Online shopping, part II: what will happen to social life when more and more transactions happen online?

About 20 years ago, my Uncle Werner, who was a livestock veterinarian in a small town in Austria, told me about his maiden aunt in Vienna when he was growing up in the 1930's. She went shopping several times a day to the little stores on her block - some of them selling fruits and vegetables, some selling dry goods, some dairy, and some meat and sausage.

This was obviously not an efficient way to shop. But she wanted to get out of her tiny apartment, and the more frequently she went out, the more she saw acquaintances to chat with. Very little was sold in packages, almost everything was purchased by weight or by the piece from behind the counter, with a clerk assisting her. For instance, she might buy a quarter kilo of semolina flour, a couple apples, or a few pork chops.

My uncle contrasted this with the large groceries stores that were popping up everywhere in Austria at the time. They were about 30 years behind the US in this regard, but these stores had spread even to the small town that my aunt and uncle lived in, causing the smaller shops to go out of business. Uncle Werner felt sorry for the older people, who wouldn't be able to have friendly, convenient social interactions just by buying groceries.

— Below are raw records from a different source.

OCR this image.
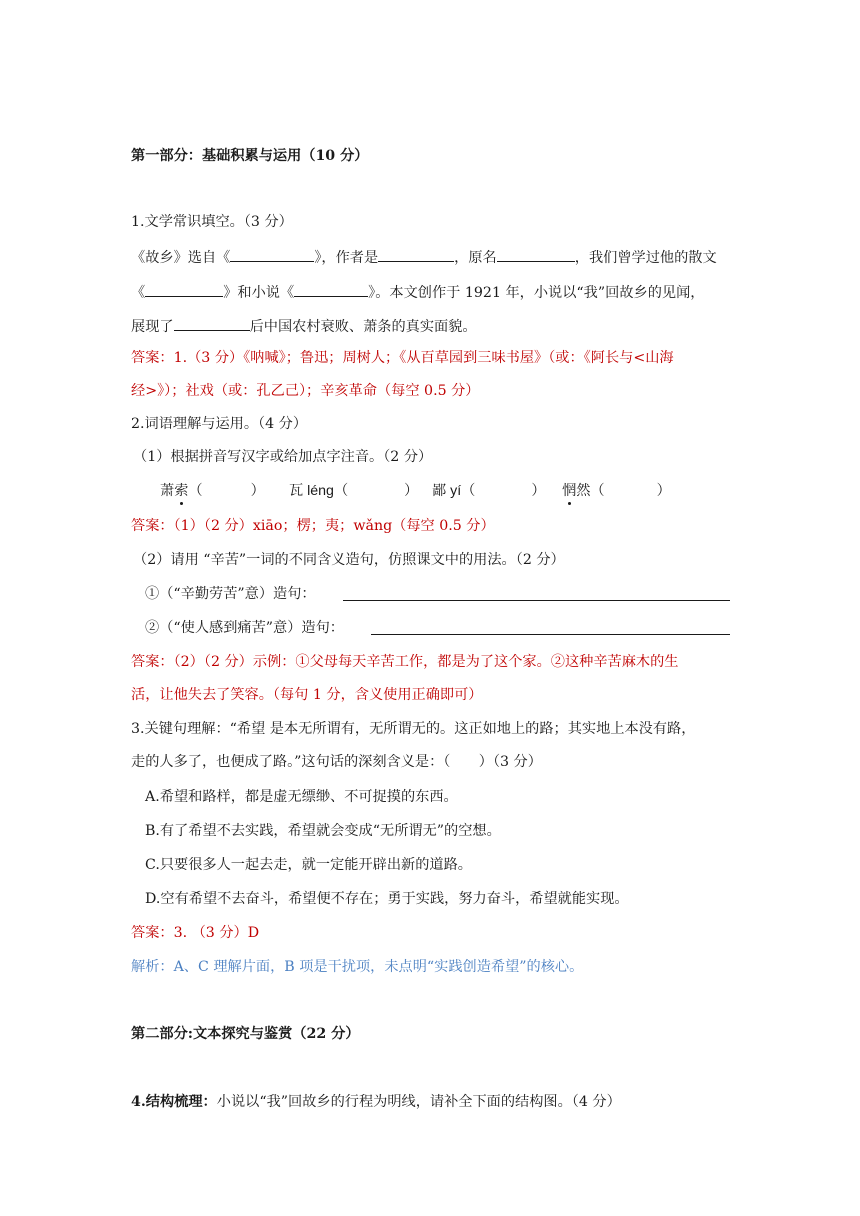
第一部分：基础积累与运用（10 分）
1.文学常识填空。（3 分）
《故乡》选自《	》，作者是	，原名	，我们曾学过他的散文
《	》和小说《	》。本文创作于 1921 年，小说以“我”回故乡的见闻，
展现了	后中国农村衰败、萧条的真实面貌。
答案：1.（3 分）《呐喊》；鲁迅；周树人；《从百草园到三味书屋》（或：《阿长与<山海
经>》）；社戏（或：孔乙己）；辛亥革命（每空 0.5 分）
2.词语理解与运用。（4 分）
（1）根据拼音写汉字或给加点字注音。（2 分）
萧索（	） 瓦 léng（	） 鄙 yí（	） 惘然（	）
答案：（1）（2 分）xiāo；楞；夷；wǎng（每空 0.5 分）
（2）请用 “辛苦”一词的不同含义造句，仿照课文中的用法。（2 分）
①（“辛勤劳苦”意）造句：
②（“使人感到痛苦”意）造句：
答案：（2）（2 分）示例：①父母每天辛苦工作，都是为了这个家。②这种辛苦麻木的生
活，让他失去了笑容。（每句 1 分，含义使用正确即可）
3.关键句理解：“希望 是本无所谓有，无所谓无的。这正如地上的路；其实地上本没有路，
走的人多了，也便成了路。”这句话的深刻含义是：（　　）（3 分）
A.希望和路样，都是虚无缥缈、不可捉摸的东西。
B.有了希望不去实践，希望就会变成“无所谓无”的空想。
C.只要很多人一起去走，就一定能开辟出新的道路。
D.空有希望不去奋斗，希望便不存在；勇于实践，努力奋斗，希望就能实现。
答案：3. （3 分）D
解析：A、C 理解片面，B 项是干扰项，未点明“实践创造希望”的核心。
第二部分:文本探究与鉴赏（22 分）
4.结构梳理：小说以“我”回故乡的行程为明线，请补全下面的结构图。（4 分）
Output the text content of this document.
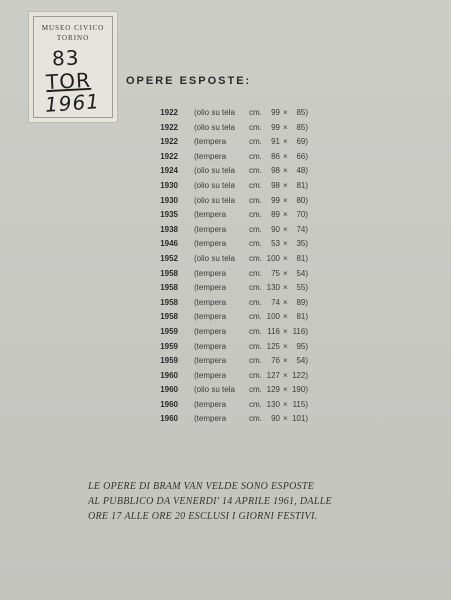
MUSEO CIVICO
TORINO
83
TOR
1961
OPERE ESPOSTE:
1922 (olio su tela cm.	99 ×	85)
1922 (olio su tela cm.	99 ×	85)
1922 (tempera	cm.	91 ×	69)
1922 (tempera	cm.	86 ×	66)
1924 (olio su tela cm.	98 ×	48)
1930 (olio su tela cm.	98 ×	81)
1930 (olio su tela cm.	99 ×	80)
1935 (tempera	cm.	89 ×	70)
1938 (tempera	cm.	90 ×	74)
1946 (tempera	cm.	53 ×	35)
1952 (olio su tela cm. 100 ×	81)
1958 (tempera	cm.	75 ×	54)
1958 (tempera	cm. 130 ×	55)
1958 (tempera	cm.	74 ×	89)
1958 (tempera	cm. 100 ×	81)
1959 (tempera	cm. 116 × 116)
1959 (tempera	cm. 125 ×	95)
1959 (tempera	cm.	76 ×	54)
1960 (tempera	cm. 127 × 122)
1960 (olio su tela cm. 129 × 190)
1960 (tempera	cm. 130 × 115)
1960 (tempera	cm.	90 × 101)
LE OPERE DI BRAM VAN VELDE SONO ESPOSTE
AL PUBBLICO DA VENERDI' 14 APRILE 1961, DALLE
ORE 17 ALLE ORE 20 ESCLUSI I GIORNI FESTIVI.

And what about in this day and age? The days of the local corner shop are in the remote past, and nobody even remembers them. It's rare that you meet someone you know on a trip to the grocery store. And more and more transactions are moving online, as I wrote in my previous post.

So, how do people fulfill their basic human need for friendly social interaction? Most people get it through family, work, or school, but shopping had an important role to play in the past. I'm not a Luddite, and I enjoy shopping online, but I do believe there's something we lose when so many transactions happen online.

What is replacing the face to face aspect of shopping?  I think people will find things, because social interactions are a basic human need. But who knows what form it'll take.


1 Comments:

Blogger Judy said...

What I love about this one, Silv, is that it looks at a basic human need we all have, a trend in society that affects us all, AND it starts with a personal story that sucks me in. This is your best one yet. Love it!!! Oh -- and so many people don't have a personal window (like you do) into another country -- so it's credible.